New York Times Bestselling Author

Book Review: Fiction

Posted on Aug 11, 2017 |

Eleanor Oliphant is Completely Fine



Eleanor Oliphant is a unique, memorable character. She spent most of her childhood being shuffled around different foster homes and schools. For the last nine years she’s worked at the same stultifying office job and doesn’t believe she deserves better, although when she gets a crush on a local musician, for the first time in her life she makes some effort with her appearance.

Eleanor has difficulty understanding social cues. She’s like an anthropologist studying a foreign culture. There is some humor in some of her observations, like when the coffee shop wants her name to put on the coffee cup, and she freaks out about them invading her privacy as if it were a matter of national security.

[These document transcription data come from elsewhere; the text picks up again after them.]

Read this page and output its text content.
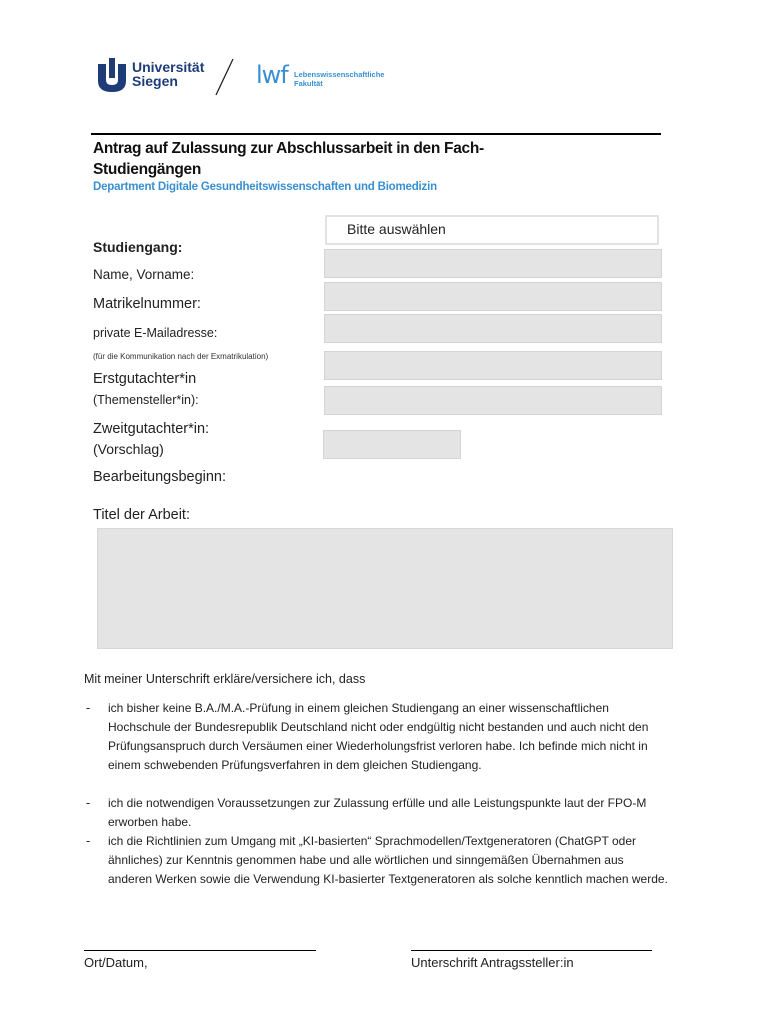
Universität
Siegen	lwf Lebenswissenschaftliche
Fakultät
Antrag auf Zulassung zur Abschlussarbeit in den Fach-Studiengängen
Department Digitale Gesundheitswissenschaften und Biomedizin
Bitte auswählen
Studiengang:
Name, Vorname:
Matrikelnummer:
private E-Mailadresse:
(für die Kommunikation nach der Exmatrikulation)
Erstgutachter*in
(Themensteller*in):
Zweitgutachter*in:
(Vorschlag)
Bearbeitungsbeginn:
Titel der Arbeit:
Mit meiner Unterschrift erkläre/versichere ich, dass
- ich bisher keine B.A./M.A.-Prüfung in einem gleichen Studiengang an einer wissenschaftlichen Hochschule der Bundesrepublik Deutschland nicht oder endgültig nicht bestanden und auch nicht den Prüfungsanspruch durch Versäumen einer Wiederholungsfrist verloren habe. Ich befinde mich nicht in einem schwebenden Prüfungsverfahren in dem gleichen Studiengang.
- ich die notwendigen Voraussetzungen zur Zulassung erfülle und alle Leistungspunkte laut der FPO-M erworben habe.
- ich die Richtlinien zum Umgang mit „KI-basierten“ Sprachmodellen/Textgeneratoren (ChatGPT oder ähnliches) zur Kenntnis genommen habe und alle wörtlichen und sinngemäßen Übernahmen aus anderen Werken sowie die Verwendung KI-basierter Textgeneratoren als solche kenntlich machen werde.
Ort/Datum,	Unterschrift Antragssteller:in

But she gets through these experiences with the help of Raymond, a man from the IT department at her office who makes poor sartorial choices and whose facial hair that could use some updating. They become friends when they help a man who collapses on the road. They go back to check on him in the hospital and meet his family, who are all grateful for their assistance. Through weekly lunches and visits to the man they rescued and his family, Raymond and Eleanor’s friendship blossoms. Eleanor needs that support to finally face the tragedy of her youth. Until now, she’s always though that as long as she had food, shelter, and clothes, that’s all a person needed . . . she’s completely fine. With Raymond’s and some other’s help, she learns there is more to life than simply surviving.